Villa Talstraße Nr. 55
Dieser Artikel könnte unvollständig, unzureichend belegt oder anderweitig überarbeitungsbedürftig sein.
Du bist herzlich eingeladen, ihn zu überarbeiten und zu ergänzen (Registrierung erforderlich). Bitte entferne danach diesen Hinweis. Vielen Dank!
Die Villa Talstraße Nr. 55 befindet sich im Ortsteil Triebischtal an der Talstraße gegenüber der Einmündung Jaspisstraße. An der Talstraße befinden sich auch mehrere interessante Wohngebäude aus der Gründerzeit.
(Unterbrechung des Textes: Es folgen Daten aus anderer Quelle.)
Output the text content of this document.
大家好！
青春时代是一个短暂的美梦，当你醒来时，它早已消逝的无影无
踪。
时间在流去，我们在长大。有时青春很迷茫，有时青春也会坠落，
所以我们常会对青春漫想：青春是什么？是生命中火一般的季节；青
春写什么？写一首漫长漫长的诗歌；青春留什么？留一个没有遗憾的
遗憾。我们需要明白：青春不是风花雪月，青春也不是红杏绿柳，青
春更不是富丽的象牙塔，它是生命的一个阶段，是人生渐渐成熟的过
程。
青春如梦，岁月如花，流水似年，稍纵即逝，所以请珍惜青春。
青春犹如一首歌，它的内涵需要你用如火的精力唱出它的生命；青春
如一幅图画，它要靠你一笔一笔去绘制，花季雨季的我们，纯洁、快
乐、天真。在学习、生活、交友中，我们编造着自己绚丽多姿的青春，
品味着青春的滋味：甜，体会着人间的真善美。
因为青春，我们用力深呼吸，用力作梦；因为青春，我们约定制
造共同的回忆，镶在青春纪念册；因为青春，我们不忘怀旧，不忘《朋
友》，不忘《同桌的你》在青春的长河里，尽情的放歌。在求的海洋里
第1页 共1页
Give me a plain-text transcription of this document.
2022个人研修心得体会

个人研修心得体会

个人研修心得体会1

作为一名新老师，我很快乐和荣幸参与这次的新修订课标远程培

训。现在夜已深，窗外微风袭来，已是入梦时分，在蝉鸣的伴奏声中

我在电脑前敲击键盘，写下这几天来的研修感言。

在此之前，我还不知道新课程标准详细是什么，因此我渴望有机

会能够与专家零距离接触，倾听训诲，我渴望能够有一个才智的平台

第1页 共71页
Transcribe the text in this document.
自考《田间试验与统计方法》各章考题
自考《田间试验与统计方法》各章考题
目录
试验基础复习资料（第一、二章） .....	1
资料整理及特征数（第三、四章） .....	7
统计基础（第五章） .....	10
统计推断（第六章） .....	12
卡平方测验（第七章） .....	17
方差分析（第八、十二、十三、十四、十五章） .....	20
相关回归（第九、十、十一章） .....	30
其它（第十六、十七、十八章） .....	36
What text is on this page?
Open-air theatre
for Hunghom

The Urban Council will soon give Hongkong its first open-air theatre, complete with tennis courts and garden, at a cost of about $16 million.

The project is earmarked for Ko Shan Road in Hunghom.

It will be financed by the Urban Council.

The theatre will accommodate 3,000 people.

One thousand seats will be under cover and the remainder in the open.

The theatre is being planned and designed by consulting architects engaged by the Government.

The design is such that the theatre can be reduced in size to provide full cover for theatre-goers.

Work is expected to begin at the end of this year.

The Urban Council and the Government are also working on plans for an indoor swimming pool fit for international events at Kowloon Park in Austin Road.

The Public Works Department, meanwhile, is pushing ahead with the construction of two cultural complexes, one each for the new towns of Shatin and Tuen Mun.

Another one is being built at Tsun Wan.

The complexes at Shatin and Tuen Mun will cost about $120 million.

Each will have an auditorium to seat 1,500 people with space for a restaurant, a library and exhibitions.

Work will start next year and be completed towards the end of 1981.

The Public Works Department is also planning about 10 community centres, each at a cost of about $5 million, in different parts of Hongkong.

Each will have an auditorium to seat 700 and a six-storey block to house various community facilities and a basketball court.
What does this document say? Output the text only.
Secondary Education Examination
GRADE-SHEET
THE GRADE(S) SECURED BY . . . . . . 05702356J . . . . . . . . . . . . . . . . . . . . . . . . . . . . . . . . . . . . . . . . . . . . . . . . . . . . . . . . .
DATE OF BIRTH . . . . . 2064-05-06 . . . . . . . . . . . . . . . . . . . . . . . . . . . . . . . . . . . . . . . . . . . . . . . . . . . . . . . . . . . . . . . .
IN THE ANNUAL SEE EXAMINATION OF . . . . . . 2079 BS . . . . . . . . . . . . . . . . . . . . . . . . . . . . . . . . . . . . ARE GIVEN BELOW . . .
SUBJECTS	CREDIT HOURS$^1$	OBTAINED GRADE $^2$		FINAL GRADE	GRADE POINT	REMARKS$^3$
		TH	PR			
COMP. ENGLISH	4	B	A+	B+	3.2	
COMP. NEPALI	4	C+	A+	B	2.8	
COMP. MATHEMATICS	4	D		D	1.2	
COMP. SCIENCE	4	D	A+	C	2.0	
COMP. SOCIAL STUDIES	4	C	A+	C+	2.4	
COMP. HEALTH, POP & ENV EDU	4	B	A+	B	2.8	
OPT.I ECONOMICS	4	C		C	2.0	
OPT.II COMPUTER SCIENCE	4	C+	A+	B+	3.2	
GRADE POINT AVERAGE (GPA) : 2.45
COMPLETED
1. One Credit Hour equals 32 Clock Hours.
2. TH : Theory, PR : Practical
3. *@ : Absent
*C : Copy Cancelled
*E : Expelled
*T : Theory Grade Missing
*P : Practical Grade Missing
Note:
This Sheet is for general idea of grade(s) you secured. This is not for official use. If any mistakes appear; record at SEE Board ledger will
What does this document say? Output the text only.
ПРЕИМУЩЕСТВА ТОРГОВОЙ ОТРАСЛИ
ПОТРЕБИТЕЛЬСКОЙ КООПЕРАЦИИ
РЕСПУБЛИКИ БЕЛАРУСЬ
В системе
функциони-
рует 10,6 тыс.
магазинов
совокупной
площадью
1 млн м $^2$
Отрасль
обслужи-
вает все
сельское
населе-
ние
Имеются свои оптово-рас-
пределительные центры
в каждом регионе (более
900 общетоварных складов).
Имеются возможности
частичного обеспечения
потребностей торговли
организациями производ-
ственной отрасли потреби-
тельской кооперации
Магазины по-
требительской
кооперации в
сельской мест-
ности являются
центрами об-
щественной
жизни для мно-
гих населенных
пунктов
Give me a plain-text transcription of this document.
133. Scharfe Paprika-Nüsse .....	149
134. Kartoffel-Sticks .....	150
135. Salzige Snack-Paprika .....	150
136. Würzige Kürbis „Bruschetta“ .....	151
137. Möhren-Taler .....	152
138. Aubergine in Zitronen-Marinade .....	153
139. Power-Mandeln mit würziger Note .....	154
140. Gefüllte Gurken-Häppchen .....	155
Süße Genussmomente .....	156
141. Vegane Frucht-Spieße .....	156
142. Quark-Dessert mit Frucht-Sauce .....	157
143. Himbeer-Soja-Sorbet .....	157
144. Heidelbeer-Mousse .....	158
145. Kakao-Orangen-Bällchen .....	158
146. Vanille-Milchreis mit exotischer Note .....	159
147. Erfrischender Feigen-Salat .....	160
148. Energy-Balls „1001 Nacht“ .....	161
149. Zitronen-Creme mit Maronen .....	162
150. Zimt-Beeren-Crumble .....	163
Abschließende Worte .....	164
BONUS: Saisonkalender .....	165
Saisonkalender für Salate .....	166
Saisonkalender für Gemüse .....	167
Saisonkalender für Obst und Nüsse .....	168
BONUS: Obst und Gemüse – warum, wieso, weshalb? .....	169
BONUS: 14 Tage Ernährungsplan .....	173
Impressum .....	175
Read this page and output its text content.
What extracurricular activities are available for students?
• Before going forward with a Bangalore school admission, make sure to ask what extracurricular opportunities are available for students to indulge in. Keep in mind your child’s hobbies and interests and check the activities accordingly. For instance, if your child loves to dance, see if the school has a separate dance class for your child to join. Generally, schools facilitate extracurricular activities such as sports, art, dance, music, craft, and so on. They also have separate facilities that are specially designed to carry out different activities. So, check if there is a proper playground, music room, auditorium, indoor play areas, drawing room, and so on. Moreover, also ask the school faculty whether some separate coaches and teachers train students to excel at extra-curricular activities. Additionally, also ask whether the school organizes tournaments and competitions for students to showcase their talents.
Die Talstraße im Stadtteil Triebischtal gilt zusammen mit der Ossietzkystraße und der Straße Am Buschbad als Haupterschließungsstraße des Triebischtals.
Der vergebene Name „Talstraße“ wurde ab dem 9. Dezember 1890 für die gesamte Neubaustrecke bis zum Jacobiwerk offiziell gültig. Die 59 bestehenden Häuser an der Talstraße bekamen am 19. August 1891 eine Hausnummer zugewiesen. Eine Neunummerierung erfolgte am 1. Juli 1924. Anlässlich des 100. Geburtstages von Wladimir Iljitsch Lenin wurde die Talstraße am 18. April 1970 in „Leninstraße“ umbenannt. Seit dem 25. Juli 1991 heißt die Straße wieder „Talstraße“.
Villa Talstraße Nr. 55
Die ehemalige Fabrikanten-Villa wurde um 1890 erbaut. Das Gebäude ist ein Bau im Stil des Späthistorismus und besitzt zur Talstraße eine massive Veranda. Bewohnt wurde die Villa einst von einen Fabrikanten der Jutespinnerei und Weberei an der Schützestraße Nr. 1. Das Gebäude besitzt eine schmiedeeiserne Einfriedung mit Garten. Das Haus hat eine straßenbildprägende Putzfassade mit einigen Zierelementen. Der Hauszugang befindet sich an der Rückseite.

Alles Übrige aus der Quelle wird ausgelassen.